Concepedia

TLDR

The 1995 mid‑July heat wave killed 830 people nationwide, 525 in Chicago, with most victims elderly, and it highlighted a rising trend of heat‑related deaths that far exceed those from other severe weather events. The study aims to define heat‑island conditions, standardize heat‑death classification, improve city‑specific warning systems, and advance research on heat‑stress meteorology. Findings show that Chicago deaths were caused by a combination of inadequate heat‑wave warnings, power outages, flawed death assessments, insufficient emergency and hospital services, urban heat‑island effects, an aging population, and residents’ inability to ventilate homes because of crime fears or lack of fans or air conditioning.

Abstract

The short but intense heat wave in mid-July 1995 caused 830 deaths nationally, with 525 of these deaths in Chicago.
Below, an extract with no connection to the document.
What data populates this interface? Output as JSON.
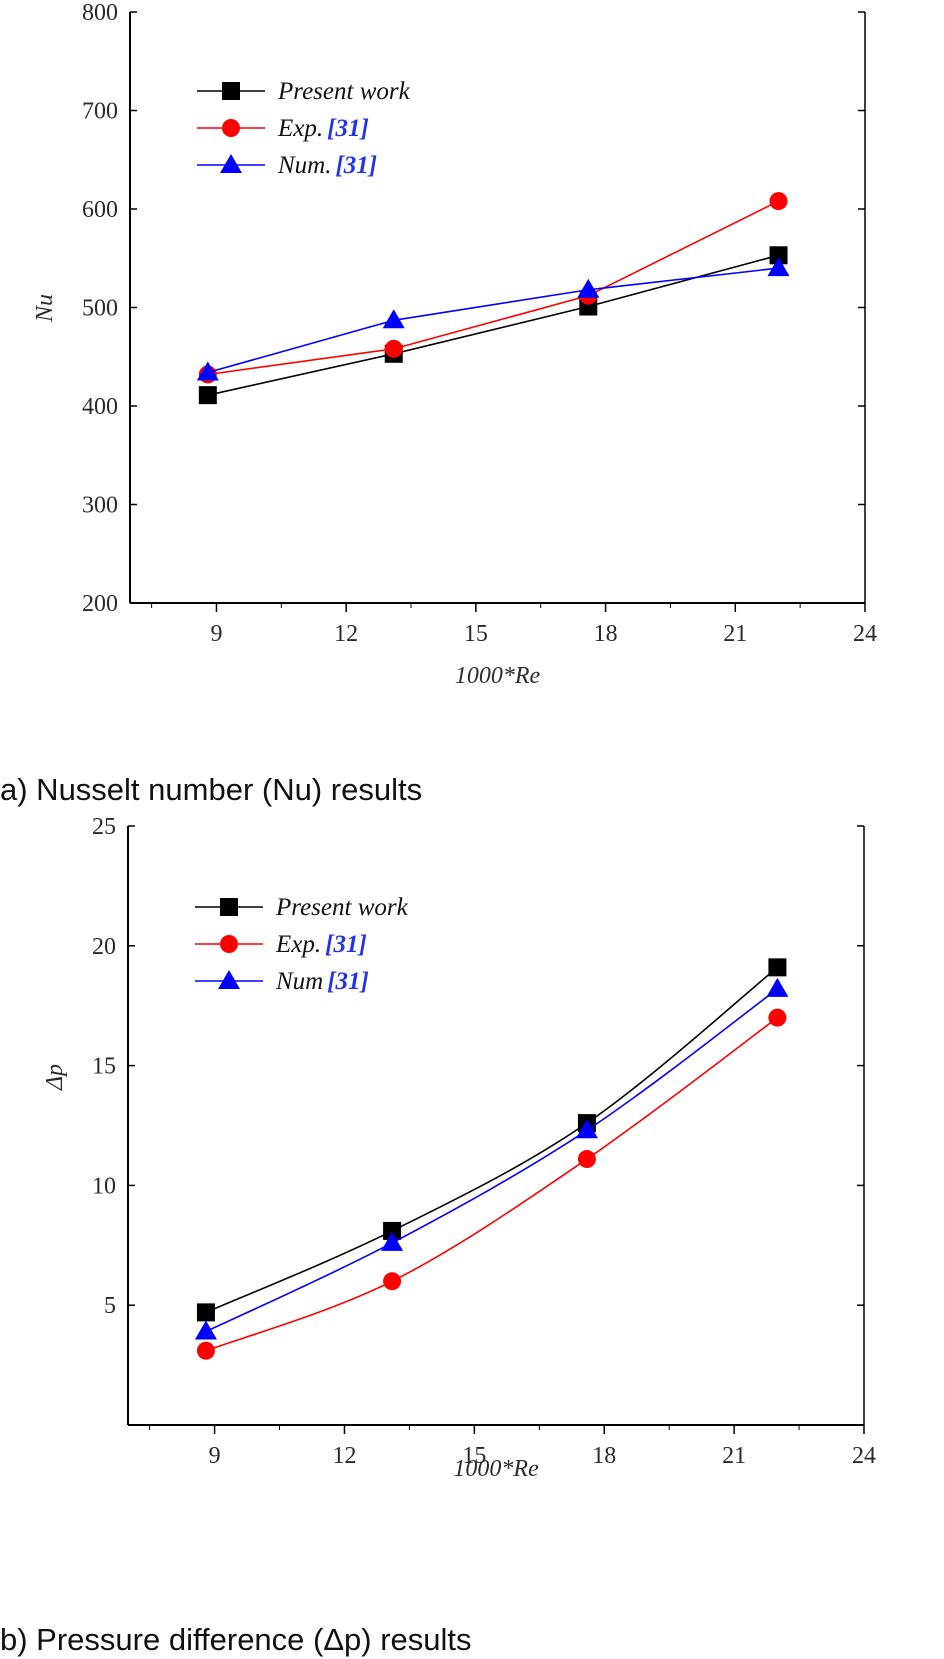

Many of the dead were elderly, and the event raised great concern over why it happened. Assessment of causes for the heat wave–related deaths in Chicago revealed many factors were at fault, including an inadequate local heat wave warning system, power failures, questionable death assessments, inadequate ambulance service and hospital facilities, the heat island, an aging population, and the inability of many persons to properly ventilate their residences due to fear of crime or a lack of resources for fans or air conditioning. Heat-related deaths appear to be on the increase in the United States. Heat-related deaths greatly exceed those caused by other life-threatening weather conditions. Analysis of the impacts and responses to this heat wave reveals a need to 1) define the heat island conditions during heat waves for all major cities as a means to improve forecasts of threatening conditions, 2) develop a nationally uniform means for classifying heat-related deaths, 3) improve warning systems that are designed around local conditions of large cities, and 4) increase research on the meteorological and climatological aspects of heat stress and heat waves.